Borderline personality disorder

Similar epigenetic alterations in OPRK1 methylation patterns have been linked to borderline personality disorder (BPD), where an imbalance between opioid receptor systems could cause symptoms such as chronic dysphoria, suicidality, and emotional instability.^{[17][195][196]} In individuals with BPD, decreased DNA methylation (hypomethylation) in a differentially methylated region (DMR) located within the promoter region, specifically at a cluster of five adjacent CpG sites (CG34–CG38) positioned immediately upstream of core CpG islands (CGI-1 and CGI-2), results in enhanced gene transcription and elevated KOR expression.^[17]

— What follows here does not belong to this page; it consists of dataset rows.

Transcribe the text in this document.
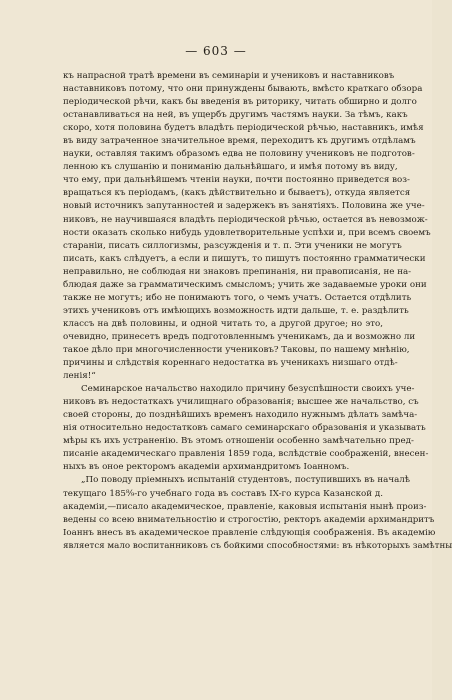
— 603 —
къ напрасной тратѣ времени въ семинаріи и учениковъ и наставниковъ
наставниковъ потому, что они принуждены бывають, вмѣсто краткаго обзора
періодической рѣчи, какъ бы введенія въ риторику, читать обширно и долго
останавливаться на ней, въ ущербъ другимъ частямъ науки. За тѣмъ, какъ
скоро, хотя половина будетъ владѣть періодической рѣчью, наставникъ, имѣя
въ виду затраченное значительное время, переходитъ къ другимъ отдѣламъ
науки, оставляя такимъ образомъ едва не половину учениковъ не подготов-
ленною къ слушанію и пониманію дальнѣйшаго, и имѣя потому въ виду,
что ему, при дальнѣйшемъ чтеніи науки, почти постоянно приведется воз-
вращаться къ періодамъ, (какъ дѣйствительно и бываетъ), откуда является
новый источникъ запутанностей и задержекъ въ занятіяхъ. Половина же уче-
никовъ, не научившаяся владѣть періодической рѣчью, остается въ невозмож-
ности оказать сколько нибудь удовлетворительные успѣхи и, при всемъ своемъ
стараніи, писать силлогизмы, разсужденія и т. п. Эти ученики не могутъ
писать, какъ слѣдуетъ, а если и пишутъ, то пишутъ постоянно грамматически
неправильно, не соблюдая ни знаковъ препинанія, ни правописанія, не на-
блюдая даже за грамматическимъ смысломъ; учить же задаваемые уроки они
также не могутъ; ибо не понимаютъ того, о чемъ учатъ. Остается отдѣлить
этихъ учениковъ отъ имѣющихъ возможность идти дальше, т. е. раздѣлить
классъ на двѣ половины, и одной читать то, а другой другое; но это,
очевидно, принесетъ вредъ подготовленнымъ ученикамъ, да и возможно ли
такое дѣло при многочисленности учениковъ? Таковы, по нашему мнѣнію,
причины и слѣдствія кореннаго недостатка въ ученикахъ низшаго отдѣ-
ленія!“
Семинарское начальство находило причину безуспѣшности своихъ уче-
никовъ въ недостаткахъ училищнаго образованія; высшее же начальство, съ
своей стороны, до позднѣйшихъ временъ находило нужнымъ дѣлать замѣча-
нія относительно недостатковъ самаго семинарскаго образованія и указывать
мѣры къ ихъ устраненію. Въ этомъ отношеніи особенно замѣчательно пред-
писаніе академическаго правленія 1859 года, вслѣдствіе соображеній, внесен-
ныхъ въ оное ректоромъ академіи архимандритомъ Іоанномъ.
„По поводу пріемныхъ испытаній студентовъ, поступившихъ въ началѣ
текущаго 185⁸⁄₉-го учебнаго года въ составъ IX-го курса Казанской д.
академіи,—писало академическое, правленіе, каковыя испытанія нынѣ произ-
ведены со всею внимательностію и строгостію, ректоръ академіи архимандритъ
Іоаннъ внесъ въ академическое правленіе слѣдующія соображенія. Въ академію
является мало воспитанниковъ съ бойкими способностями: въ нѣкоторыхъ замѣтны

The DMR hypomethylation in BPD is strategically positioned on the "falling slope" of the gene's methylation gap; a transition zone between the sparsely methylated CpG island promoter and densely methylated downstream regions. This location amplifies the functional consequences of hypomethylation by progressively steepening the methylation gradient, further facilitating transcription initiation at multiple transcription start sites (TSS) distributed throughout the CGI promoter region. Consequently, the decreased methylation rates in the DMR are associated with increased OPRK1 mRNA transcription and heightened KOR protein expression in peripheral white blood cells and, by extension, in central brain regions involved in emotion regulation.^[17]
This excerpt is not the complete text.